Too much widsom in just a single email Paolo On Thu, Aug 19, 2010 at 09:04:13AM -0700, George Bonser wrote:
-----Original Message----- From: jacob miller Sent: Thursday, August 19, 2010 4:36 AM To: nanog@nanog.org Subject: Re: Monitoring Tools
Phil,
Am looking for availability reports,bandwidth usage,alerting service and ability to create different logins to users so they can access diff objects
Thnks,
Jacob,
I have not yet found a monitoring environment to my liking and I have seen most of them over the years. That is a project that could keep someone busy for a decade or so (and is one of the things I might work on when I retire). It seems that the more configurable they are, the less intuitive they are and more difficult to get configured properly. Many of the open source tools have only one or two active developers who also have lives outside the project and dealing with a flood of feature requests from the field can be more than they can reasonably accommodate. The commercial monitoring environments can be extremely expensive and very difficult to configure. More important than configuring them is maintaining that configuration over time as things change. I have seen many monitoring environments installed and configured only to become somewhat useless and disused over time as the configuration isn't kept up to date.
Good luck in your search but in my experience it generally comes down to putting together a hodge-podge of various tools that give a specific operation the information it needs as those needs vary from one operation to the next.

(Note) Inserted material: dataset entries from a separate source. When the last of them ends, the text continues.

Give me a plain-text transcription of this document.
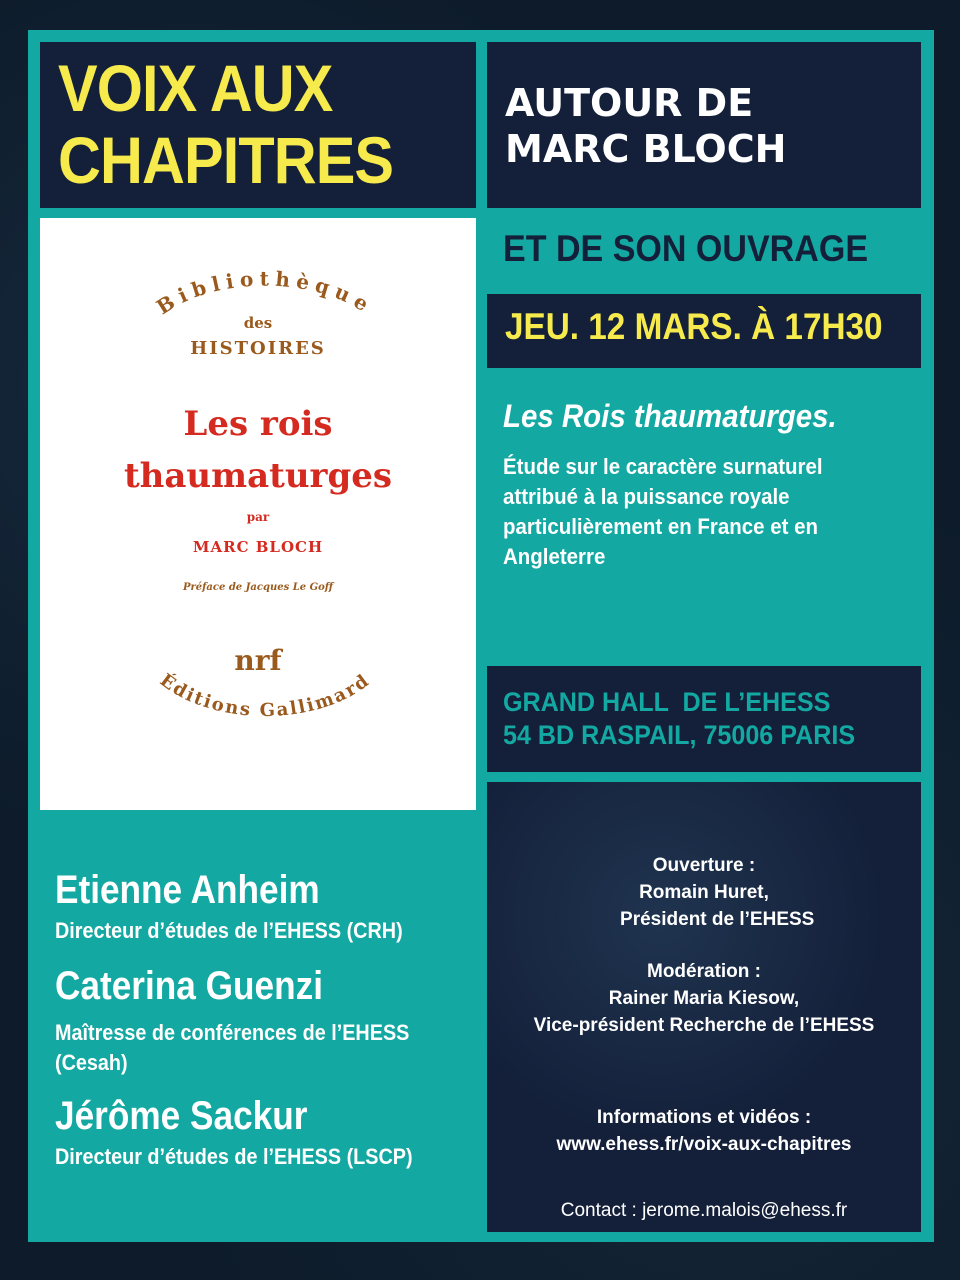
VOIX AUX
CHAPITRES
AUTOUR DE
MARC BLOCH
ET DE SON OUVRAGE
JEU. 12 MARS. À 17H30
Les Rois thaumaturges.
Étude sur le caractère surnaturel attribué à la puissance royale particulièrement en France et en Angleterre
GRAND HALL  DE L’EHESS
54 BD RASPAIL, 75006 PARIS
Bibliothèque
Éditions Gallimard
des
HISTOIRES
Les rois
thaumaturges
par
MARC BLOCH
Préface de Jacques Le Goff
nrf
Etienne Anheim
Directeur d’études de l’EHESS (CRH)
Caterina Guenzi
Maîtresse de conférences de l’EHESS (Cesah)
Jérôme Sackur
Directeur d’études de l’EHESS (LSCP)
Ouverture :
Romain Huret,
Président de l’EHESS
Modération :
Rainer Maria Kiesow,
Vice-président Recherche de l’EHESS
Informations et vidéos :
www.ehess.fr/voix-aux-chapitres
Contact : jerome.malois@ehess.fr
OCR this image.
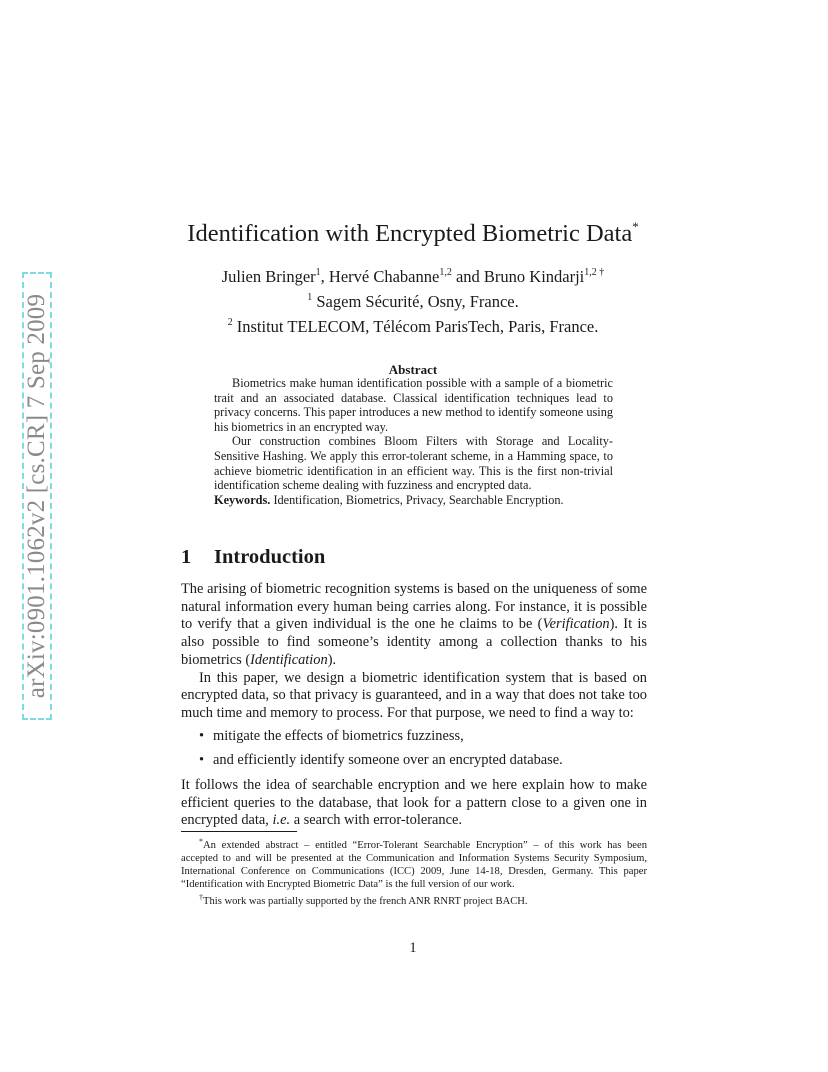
arXiv:0901.1062v2 [cs.CR] 7 Sep 2009
Identification with Encrypted Biometric Data*
Julien Bringer$^1$, Hervé Chabanne$^{1,2}$ and Bruno Kindarji$^{1,2 \dagger}$
$^1$ Sagem Sécurité, Osny, France.
$^2$ Institut TELECOM, Télécom ParisTech, Paris, France.
Abstract

Biometrics make human identification possible with a sample of a biometric trait and an associated database. Classical identification techniques lead to privacy concerns. This paper introduces a new method to identify someone using his biometrics in an encrypted way.

Our construction combines Bloom Filters with Storage and Locality-Sensitive Hashing. We apply this error-tolerant scheme, in a Hamming space, to achieve biometric identification in an efficient way. This is the first non-trivial identification scheme dealing with fuzziness and encrypted data.

Keywords. Identification, Biometrics, Privacy, Searchable Encryption.

1 Introduction

The arising of biometric recognition systems is based on the uniqueness of some natural information every human being carries along. For instance, it is possible to verify that a given individual is the one he claims to be (Verification). It is also possible to find someone’s identity among a collection thanks to his biometrics (Identification).

In this paper, we design a biometric identification system that is based on encrypted data, so that privacy is guaranteed, and in a way that does not take too much time and memory to process. For that purpose, we need to find a way to:

• mitigate the effects of biometrics fuzziness,
• and efficiently identify someone over an encrypted database.

It follows the idea of searchable encryption and we here explain how to make efficient queries to the database, that look for a pattern close to a given one in encrypted data, i.e. a search with error-tolerance.

*An extended abstract – entitled “Error-Tolerant Searchable Encryption” – of this work has been accepted to and will be presented at the Communication and Information Systems Security Symposium, International Conference on Communications (ICC) 2009, June 14-18, Dresden, Germany. This paper “Identification with Encrypted Biometric Data” is the full version of our work.

†This work was partially supported by the french ANR RNRT project BACH.

1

One problem, too, with these tools is that they often collect duplicate information. It would be nice to have some common collector/store so that other tools can pull the information out of that store. Why have three different tools querying snmp stats from the same devices? Having one collector and sharing the data would be a better approach. There is an attempt to consolidate various open source tools in a common framework called GroundWorks. They aren't completely there yet but I believe they are pointed in the right direction.